Choose the right activity
Walking is the simplest form of exercise. It’s something our bodies are built to do, and something we do anyway. It’s not as hard on the body as running is, and it doesn’t require any equipment, except a good pair of walking shoes. But before you just step outside and start walking, there are a few things to take into account.
If your neighborhood doesn’t have sidewalks, it can be dangerous to walk on the shoulder or in the street. Even in residential areas where speed limits are reduced, people sometimes speed, or get distracted, and this increases the risk for pedestrians. A good option is to walk on a track. If there’s a school in your neighborhood, there may be a track you can use, unless the school has it fenced off and inaccessible. Some gyms have walking tracks around their perimeters, but they may require a membership to use it, and that can be an unwanted or even a prohibitive expense on a retirement income. Many seniors will walk around the local mall. It’s indoors where the climate is controlled, so there’s no worry about extreme weather.
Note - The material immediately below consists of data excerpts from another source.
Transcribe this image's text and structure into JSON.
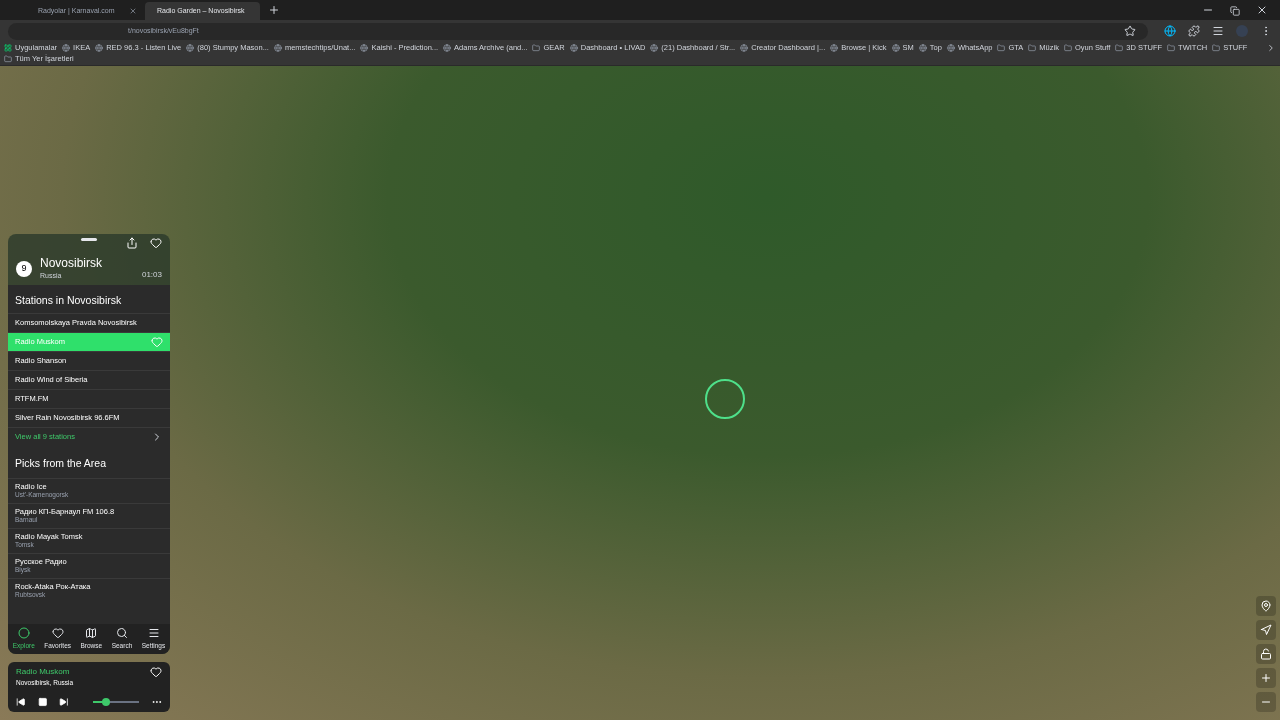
{
  "browser": {
    "tabs": [
      {
        "title": "Radyolar | Karnaval.com",
        "selected": false
      },
      {
        "title": "Radio Garden – Novosibirsk",
        "selected": true
      }
    ],
    "url": "t/novosibirsk/vEu8bgFt",
    "bookmarks": [
      {
        "kind": "apps",
        "label": "Uygulamalar"
      },
      {
        "kind": "site",
        "label": "IKEA"
      },
      {
        "kind": "site",
        "label": "RED 96.3 - Listen Live"
      },
      {
        "kind": "site",
        "label": "(80) Stumpy Mason..."
      },
      {
        "kind": "site",
        "label": "memstechtips/Unat..."
      },
      {
        "kind": "site",
        "label": "Kaishi - Prediction..."
      },
      {
        "kind": "site",
        "label": "Adams Archive (and..."
      },
      {
        "kind": "folder",
        "label": "GEAR"
      },
      {
        "kind": "site",
        "label": "Dashboard • LIVAD"
      },
      {
        "kind": "site",
        "label": "(21) Dashboard / Str..."
      },
      {
        "kind": "site",
        "label": "Creator Dashboard |..."
      },
      {
        "kind": "site",
        "label": "Browse | Kick"
      },
      {
        "kind": "site",
        "label": "SM"
      },
      {
        "kind": "site",
        "label": "Top"
      },
      {
        "kind": "site",
        "label": "WhatsApp"
      },
      {
        "kind": "folder",
        "label": "GTA"
      },
      {
        "kind": "folder",
        "label": "Müzik"
      },
      {
        "kind": "folder",
        "label": "Oyun Stuff"
      },
      {
        "kind": "folder",
        "label": "3D STUFF"
      },
      {
        "kind": "folder",
        "label": "TWITCH"
      },
      {
        "kind": "folder",
        "label": "STUFF"
      }
    ],
    "all_bookmarks": "Tüm Yer İşaretleri"
  },
  "place": {
    "count": "9",
    "city": "Novosibirsk",
    "country": "Russia",
    "time": "01:03"
  },
  "stations": {
    "title": "Stations in Novosibirsk",
    "items": [
      {
        "name": "Komsomolskaya Pravda Novosibirsk",
        "selected": false
      },
      {
        "name": "Radio Muskom",
        "selected": true
      },
      {
        "name": "Radio Shanson",
        "selected": false
      },
      {
        "name": "Radio Wind of Siberia",
        "selected": false
      },
      {
        "name": "RTFM.FM",
        "selected": false
      },
      {
        "name": "Silver Rain Novosibirsk 96.6FM",
        "selected": false
      }
    ],
    "view_all": "View all 9 stations"
  },
  "picks": {
    "title": "Picks from the Area",
    "items": [
      {
        "name": "Radio Ice",
        "place": "Ust'-Kamenogorsk"
      },
      {
        "name": "Радио КП-Барнаул FM 106.8",
        "place": "Barnaul"
      },
      {
        "name": "Radio Mayak Tomsk",
        "place": "Tomsk"
      },
      {
        "name": "Русское Радио",
        "place": "Biysk"
      },
      {
        "name": "Rock-Ataka Рок-Атака",
        "place": "Rubtsovsk"
      }
    ]
  },
  "nav": [
    {
      "label": "Explore",
      "selected": true
    },
    {
      "label": "Favorites",
      "selected": false
    },
    {
      "label": "Browse",
      "selected": false
    },
    {
      "label": "Search",
      "selected": false
    },
    {
      "label": "Settings",
      "selected": false
    }
  ],
  "player": {
    "station": "Radio Muskom",
    "place": "Novosibirsk, Russia",
    "volume": {
      "level": 0.3
    }
  }
}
The only problem is, if you live in an area that sees harsh winters, there may come a time each year when it’s not safe to drive. In addition, you may get to a point where because of your eyesight or other health factors, you’re no longer able to drive, so even walking in a safe environment like the mall becomes difficult to impossible. Don’t give up.
One solution is to buy a treadmill for your home. Buying a treadmill is a one-time expense, not an ongoing expense like a gym membership. It will allow you to walk any time of day that works for you, without having to worry about weather, transportation, or reckless drivers. You can even put the treadmill in front of your television and watch your favorite show as you walk.
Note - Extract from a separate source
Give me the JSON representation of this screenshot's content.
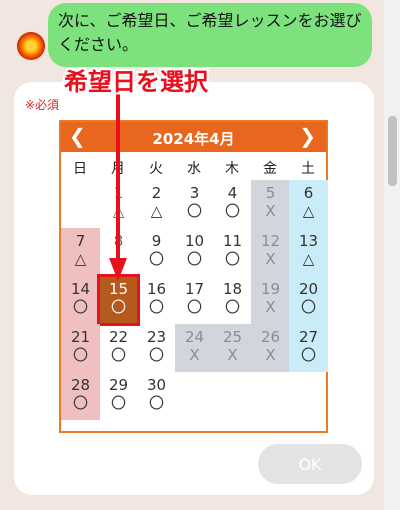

If, when you talk to your doctor, you find that your joints can’t really handle walking for long periods, or, if you suffer from osteoporosis and your bones are unable to withstand the stress of a long walk, there’s still a good solution. Elliptical trainers offer the same level of exercise as treadmills without the impact on the joints and bones. You can set the machine to a comfortable level of difficulty, and still get a good workout without putting any undue strain on your body. Again, talk to your doctor about what kind of exercise is right for you so you can choose the right elliptical trainer or treadmill.
Drinking enough water is an important facet of staying healthy at any age, but it’s particularly important for seniors. The thirst reflex diminishes with age, so the older we get, the less water we feel like drinking. This puts seniors at elevated risk for dehydration, especially during the warmer months. Some signs of dehydration are headache, dry mouth, lightheadedness, dizziness, or weakness. If you experience any of these symptoms, call your physician.
Regardless of how thirsty you feel, drink the same amount of water every day, or even a little more if you feel the need. Again, it’s important to discuss with your doctor how much is right for you. Also keep in mind that some medications may have diuretic properties, so you may have to drink a little more to make up for the loss of fluid. Most importantly, when you increase your physical activity, it’s important to stay hydrated during your workout.
Try not to think of exercising as a chore. If you are able to walk outside, choose a scenic area like a park, if possible. Enjoy the beauty of the outdoors while you get healthy. If you opt to exercise indoors, schedule your workout when your favorite television show is on, or play one of your favorite movies. Working out is also more fun with a partner, so get one of your neighbors or friends to walk with you. Remember that getting and staying healthy will help you to enjoy life to the fullest.